Gilles Tremblay

Le compositeur Gilles Tremblay décède à 85 ans

Le grand compositeur de musique contemporaine Gilles Tremblay s'est éteint jeudi soir dernier. Il avait 85 ans.
Le Conservatoire de musique et d'art dramatique du Québec, ainsi que la Société de musique contemporaine du Québec (SMCQ) ont rendu hommage à l'artiste, qui selon eux, a «marqué profondément» la musique contemporaine, et toute une génération de compositeurs.
Ce pianiste natif du Saguenay avait fait ses classes au Conservatoire de musique du Québec et au Conservatoire national supérieur de musique de Paris, où il a vécu quelques années.

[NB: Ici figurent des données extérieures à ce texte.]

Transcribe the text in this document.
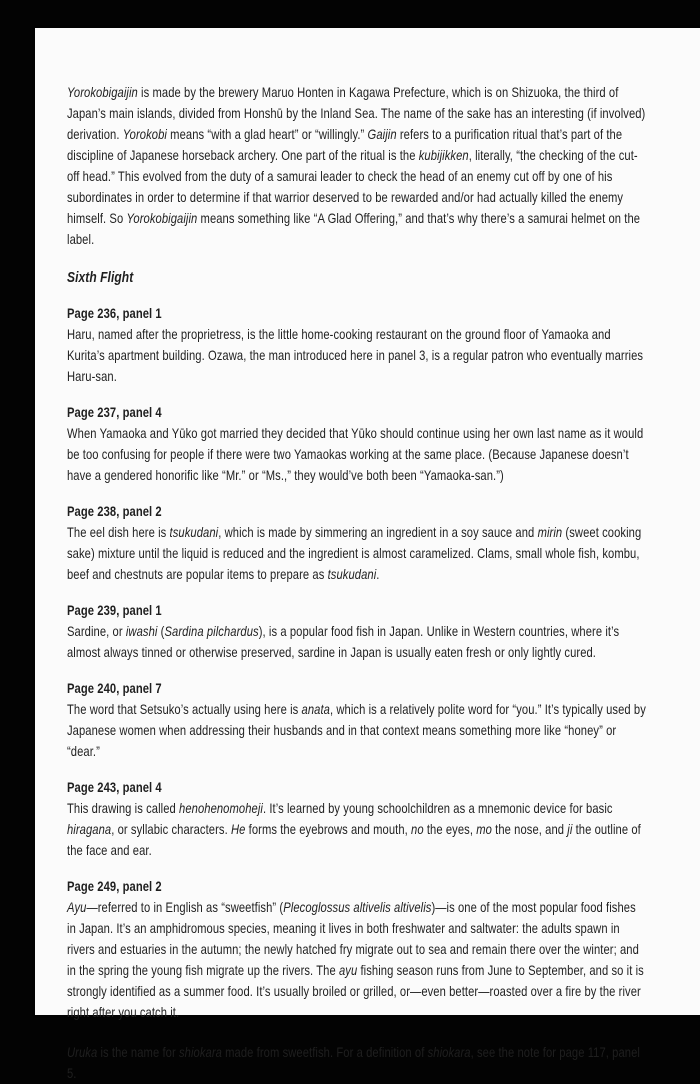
Yorokobigaijin is made by the brewery Maruo Honten in Kagawa Prefecture, which is on Shizuoka, the third of Japan’s main islands, divided from Honshū by the Inland Sea. The name of the sake has an interesting (if involved) derivation. Yorokobi means “with a glad heart” or “willingly.” Gaijin refers to a purification ritual that’s part of the discipline of Japanese horseback archery. One part of the ritual is the kubijikken, literally, “the checking of the cut-off head.” This evolved from the duty of a samurai leader to check the head of an enemy cut off by one of his subordinates in order to determine if that warrior deserved to be rewarded and/or had actually killed the enemy himself. So Yorokobigaijin means something like “A Glad Offering,” and that’s why there’s a samurai helmet on the label.

Sixth Flight
Page 236, panel 1

Haru, named after the proprietress, is the little home-cooking restaurant on the ground floor of Yamaoka and Kurita’s apartment building. Ozawa, the man introduced here in panel 3, is a regular patron who eventually marries Haru-san.

Page 237, panel 4

When Yamaoka and Yūko got married they decided that Yūko should continue using her own last name as it would be too confusing for people if there were two Yamaokas working at the same place. (Because Japanese doesn’t have a gendered honorific like “Mr.” or “Ms.,” they would’ve both been “Yamaoka-san.”)

Page 238, panel 2

The eel dish here is tsukudani, which is made by simmering an ingredient in a soy sauce and mirin (sweet cooking sake) mixture until the liquid is reduced and the ingredient is almost caramelized. Clams, small whole fish, kombu, beef and chestnuts are popular items to prepare as tsukudani.

Page 239, panel 1

Sardine, or iwashi (Sardina pilchardus), is a popular food fish in Japan. Unlike in Western countries, where it’s almost always tinned or otherwise preserved, sardine in Japan is usually eaten fresh or only lightly cured.

Page 240, panel 7

The word that Setsuko’s actually using here is anata, which is a relatively polite word for “you.” It’s typically used by Japanese women when addressing their husbands and in that context means something more like “honey” or “dear.”

Page 243, panel 4

This drawing is called henohenomoheji. It’s learned by young schoolchildren as a mnemonic device for basic hiragana, or syllabic characters. He forms the eyebrows and mouth, no the eyes, mo the nose, and ji the outline of the face and ear.

Page 249, panel 2

Ayu—referred to in English as “sweetfish” (Plecoglossus altivelis altivelis)—is one of the most popular food fishes in Japan. It’s an amphidromous species, meaning it lives in both freshwater and saltwater: the adults spawn in rivers and estuaries in the autumn; the newly hatched fry migrate out to sea and remain there over the winter; and in the spring the young fish migrate up the rivers. The ayu fishing season runs from June to September, and so it is strongly identified as a summer food. It’s usually broiled or grilled, or—even better—roasted over a fire by the river right after you catch it.

Uruka is the name for shiokara made from sweetfish. For a definition of shiokara, see the note for page 117, panel 5.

Lors de sa résidence dans la Ville Lumière, il fera la connaissance de plusieurs artistes de renom, dont Pierre Boulez, Karlheinz Stockhausen, Iannis Xenakis et Pierre Schaeffer.
À son retour au Québec, il se tourne vers l'enseignement. Il devient professeur au Centre d'arts Orford, pour se diriger ensuite au Conservatoire de musique du Québec, à Québec, avant d'aller à Montréal, en 1962, où il sera responsable de l'analyse et de la composition au Conservatoire. Il s'occupera de ces programmes jusqu'à sa retraite, en 1997.
Ses cours étaient «novateurs» puisqu'il faisait un lien entre les compositions du passé et du présent, souligne la professeure de musique Marie-Thérèse Lefebvre, qui a rédigé sa biographie sur le site de la SMCQ.
«Du chant grégorien à la polyphonie de Guillaume de Machaut, de Monteverdi à Mozart et à leur prolongation sur les oeuvres du XXe siècle, Tremblay fait découvrir un univers où l'histoire ne se présente pas comme une série de ruptures, mais au contraire, comme une continuité dans la recherche d'une expression personnelle et vivante de la musique», a-t-elle écrit.
Selon Mme Lefebvre, cette approche «entre tradition et modernité» s'est reflétée dans ses compositions, dont les plus célèbres sont: Fleuves, Vers le Soleil et Compostelle I.
Lors d'un entretien avec l'un de ses anciens élèves, le compositeur Jean Lesage, M. Tremblay avait confié qu'il ne se souciait pas de composer des oeuvres avec des particularités québécoises ou canadiennes.
«Je fais la musique que j'ai à écrire. Un point c'est tout. Si d'autres trouvent qu'il y a des accents qui sont particuliers et que cela se retrouve chez certains, je n'ai rien contre, mais jamais systématiquement je ne voudrais faire de musique ni canadienne ni québécoise», avait-il déclaré dans cette entrevue réalisée en 1997, mais publiée en 2010 dans la revue Circuit.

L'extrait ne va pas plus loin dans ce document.